I even started to strip it down, but once I had those awful wheels and bars removed I just couldn’t bring myself to resign this piece (however low end and insignificant) of handbuilt British bike history to the big bike graveyard in the sky. I hatched a plan to breath new life into the dying Lizard, but in the most cost effective way possible. The Lizard would live again rebuilt entirely with parts harvested from other bikes whose unfortunate demise hadn’t managed to stir up as much feeling in me as this had.

Our parts boxes filled with second hand parts, whilst being an absolute pain to search through, always seem to have something that will at least provide a stopgap solution to just about any problem we’re presented with, and once again they didn’t disappoint in this case.

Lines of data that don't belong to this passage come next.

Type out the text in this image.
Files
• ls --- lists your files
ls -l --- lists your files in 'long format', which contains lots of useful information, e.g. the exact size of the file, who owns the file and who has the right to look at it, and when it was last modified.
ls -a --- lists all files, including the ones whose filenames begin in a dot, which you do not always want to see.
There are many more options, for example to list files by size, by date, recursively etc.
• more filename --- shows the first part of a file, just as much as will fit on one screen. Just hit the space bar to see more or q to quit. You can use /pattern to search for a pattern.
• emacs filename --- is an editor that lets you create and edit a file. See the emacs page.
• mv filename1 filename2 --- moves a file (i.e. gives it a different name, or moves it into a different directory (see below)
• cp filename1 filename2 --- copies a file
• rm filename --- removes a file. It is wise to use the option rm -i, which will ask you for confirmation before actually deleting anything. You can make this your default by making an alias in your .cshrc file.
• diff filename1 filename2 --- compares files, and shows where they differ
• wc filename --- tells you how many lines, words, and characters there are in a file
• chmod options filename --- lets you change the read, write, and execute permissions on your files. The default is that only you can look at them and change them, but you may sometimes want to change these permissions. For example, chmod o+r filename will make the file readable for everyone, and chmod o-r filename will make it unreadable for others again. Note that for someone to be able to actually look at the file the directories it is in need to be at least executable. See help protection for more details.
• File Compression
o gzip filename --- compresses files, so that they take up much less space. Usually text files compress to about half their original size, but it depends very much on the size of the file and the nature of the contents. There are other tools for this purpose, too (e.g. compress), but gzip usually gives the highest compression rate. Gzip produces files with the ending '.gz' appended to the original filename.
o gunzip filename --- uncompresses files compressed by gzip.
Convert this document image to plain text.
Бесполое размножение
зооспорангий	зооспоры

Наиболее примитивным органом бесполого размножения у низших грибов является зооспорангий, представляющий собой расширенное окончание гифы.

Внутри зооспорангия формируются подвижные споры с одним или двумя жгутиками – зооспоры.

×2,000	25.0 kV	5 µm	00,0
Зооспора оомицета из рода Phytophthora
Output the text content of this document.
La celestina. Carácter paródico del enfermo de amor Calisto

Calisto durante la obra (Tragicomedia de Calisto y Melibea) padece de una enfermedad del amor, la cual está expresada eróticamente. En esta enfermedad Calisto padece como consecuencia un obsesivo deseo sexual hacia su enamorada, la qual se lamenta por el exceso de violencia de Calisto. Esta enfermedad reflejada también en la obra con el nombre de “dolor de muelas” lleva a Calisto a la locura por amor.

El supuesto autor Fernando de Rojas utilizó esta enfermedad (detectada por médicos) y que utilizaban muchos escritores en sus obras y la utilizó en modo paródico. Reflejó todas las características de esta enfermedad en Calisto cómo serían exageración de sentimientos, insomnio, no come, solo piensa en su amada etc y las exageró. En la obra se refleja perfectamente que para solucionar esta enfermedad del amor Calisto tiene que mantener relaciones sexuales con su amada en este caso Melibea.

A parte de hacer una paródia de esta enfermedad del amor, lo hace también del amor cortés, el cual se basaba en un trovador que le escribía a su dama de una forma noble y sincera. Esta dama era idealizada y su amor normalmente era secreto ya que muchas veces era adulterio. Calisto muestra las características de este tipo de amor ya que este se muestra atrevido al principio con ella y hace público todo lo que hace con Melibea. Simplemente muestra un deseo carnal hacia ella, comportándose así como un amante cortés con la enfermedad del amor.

I was soon equipped with a fresh set of alloy wheels with a proper freehub body instead of a screw on freewheel, a pre-loved 7 speed cassette and chain that I’d kept together after removing them from their previous bike, ensuring that the gears meshed together correctly and matched in level of wear.

As it’s going to be living its next life as a pub bike/canal cruiser there’s not really any need for it to have a triple ring setup and the fact that every pivot on the front derailleur was seized entirely solid sealed the deal for a 1x conversion. I did however really like the chainset that was fitted so I decided to get a little creative with the Dremel and make the Lizard its own one off single ring chainset with integrated chainguard.

This took way longer and used way more Dremel cutting discs than I would have liked but I was stoked with the result.
The spares boxes provided everything else that was needed and I even used cables that had been donated keeping the cost to the shop bar my time to zero.

So now the Lizard lives again, ready to start its new life with a new rider, and even if it only sells for twenty quid I’m a thousand times happier than I would be stripping it down for its final journey to the furnace.